Level Design Emotion:
- Scale, shape, and colour evoke certain feelings in the player
- Amelia Schatz, to create a feeling of triumph in Uncharted, had her levels start out in small, tight caves to put pressure and tension on the player. When the player finished the level, the cave opened out to a grand view of the environment
- Break the level into a bunch of sections, decide what theme needs to be represented in each part, then decide the emotion the player should feel, and design the level around that.
- Level design has to gel with the mechanic of the game
Level Design Identity:
- The places you’re in should provide a context for the player’s identity
- The tasks the level asks you to do should fit thematically with the player character. The action of killing should be easy in some scenarios, difficult in others, etc
- Designing spaces is also designing rules of behaviour
Portal by Valve
Portal is a game that contains a lot of narrative storytelling through level design, even though the levels themselves seem so bleak. The first half of the game takes place in a laboratory which is clean and sterile, while a computer voice, Glados, guides you through the game’s mechanics. Everything about the environment is strictly controlled, and so your actions feel very limited so what the test requires. Even the colour and lighting reflects this: white and blue colours, harsh lighting, nowhere to hide.
Halfway through the game, however, when you escape extermination by Glados’ hand, you also escape the testing rooms. The game opens up as you try and escape the rest of the facility, and becomes a lot more messy and detailed, showing exposed pipes and stations where employees once worked. The lighting and colour turn rusty orange that show danger, but also allow for deep shadows to hide in, and your movements, while still linear level design, feel less restrictive as you are now defying what Glados wants you do to.

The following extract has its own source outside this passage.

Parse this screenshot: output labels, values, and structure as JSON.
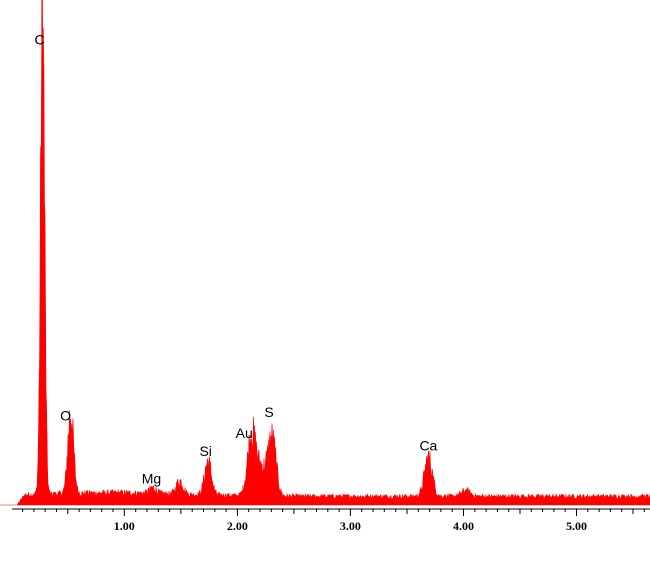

At the very end of the game, when you finally escape the facility, the game opens up to reveal the outside world, complete with natural lighting and a final, wide open space. This is designed for a sense of relief and triumph in the player.
Reflection:
This week was all about worldbuilding, as before anything else you must have a world to build from. It especially helped me to understand how worldbuildings and mechanics intersect, as well as why worldbuilding is important from a marketing perspective. Finally, the level design aspect further inspired me – I wanted to make something where the world itself helped the player to learn through playing. I realised I’m tired of long-winded tutorials! This is not the kind of game I strive to make. Starting a game should be as satisfying as finishing one.